A lady (a guest) thought I had insect bites and I told her they were vaccinations, because I was going to Peru. She seemed a little disgusted and said none were required when she went (thirty years ago; yellow fever vaccine either didn't exist or wasn't an issue there back then). I said some parts require yellow vaccine, which is true. But I didn't have to get the other ones, I just would rather get a small dose and be resistant than risk dying when I encounter the real, strong virus. I told her my dad almost died of typhoid, and she said that maybe I was more resistant then--she kind of missed my point, that it would be silly to not take advantage of something my father couldn't have that could have helped him a lot. And then some lady overheard part, where the other lady said she never got any vaccines for Peru. And not knowing anything else, she said real firmly, "Good." Sigh. So you do have to pretend apparently, if you accept anything at all from Western medicine. I despise doctors, but it would be silly not to take advantage when they are being useful for a change.
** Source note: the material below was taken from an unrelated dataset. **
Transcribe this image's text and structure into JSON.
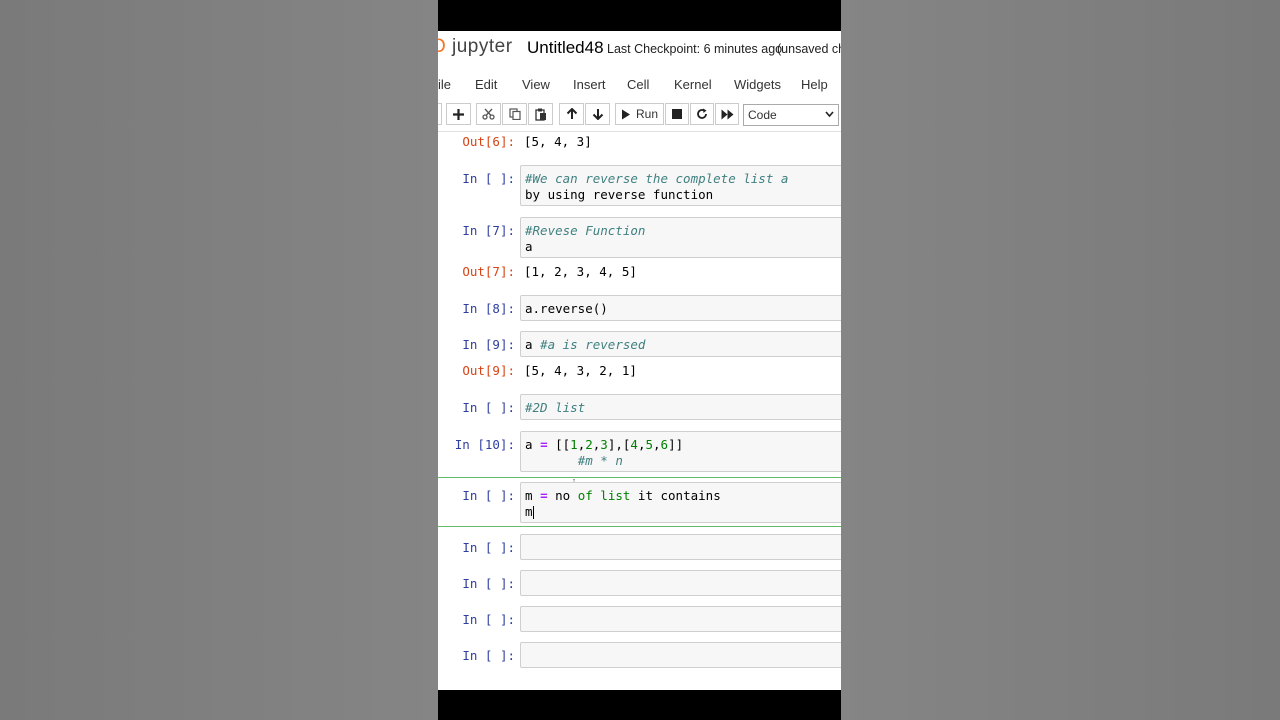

The food here is really great--many of the veggies are fresh from the garden, and are so good to eat. I can feel my health starting to improve already, and get back up to where it was before. I don't feel compelled to stuff myself like when I was at home and so bored--bored with my job and cabin fever. I did eat a bunch of dried fruit I had brought with, but now it's gone so it won't be an issue. One thing though, is that the entrees and desserts are too fatty, it's just not my style. The desserts are often "phase 1" (see Cousen's books for an explanation), which means they aren't very sweet. I might buy some fruit from the local health food store to eat instead. 

The town is about a mile (?) away and there are several shops, including the health food store there. It's very small, there are maybe 800 people in the town and 40 at Tree of Life. I walked to the town today, barefoot until my feet hurt too much to keep going. This guy tried to tell me I should keep my feet wrapped up in socks with moisturizer, but I told him I'm trying to build up callouses, so that I can walk anywhere without a problem. It felt really great and liberating until the tiny hot pebbles starting burning my feet. But so I built some stamina today :) The big smooth rocks also feel really great, like a massage. But you have to walk properly, letting your feet roll and relaxing into whatever you step on (except for thorns maybe--unless you have the callouses for them, I don't). Otherwise it will be incredibly painful, same as anything else you do with your body. Like breastfeeding--incredibly enjoyable, but if you resist it, very painful. 

It gets close to 90 in the daytime and I love it. I had been so sick of being cold all the time. It gets cool when the sun starts to set, though, so I'm glad I brought all my layers. It is desert but green and luscious and beautiful.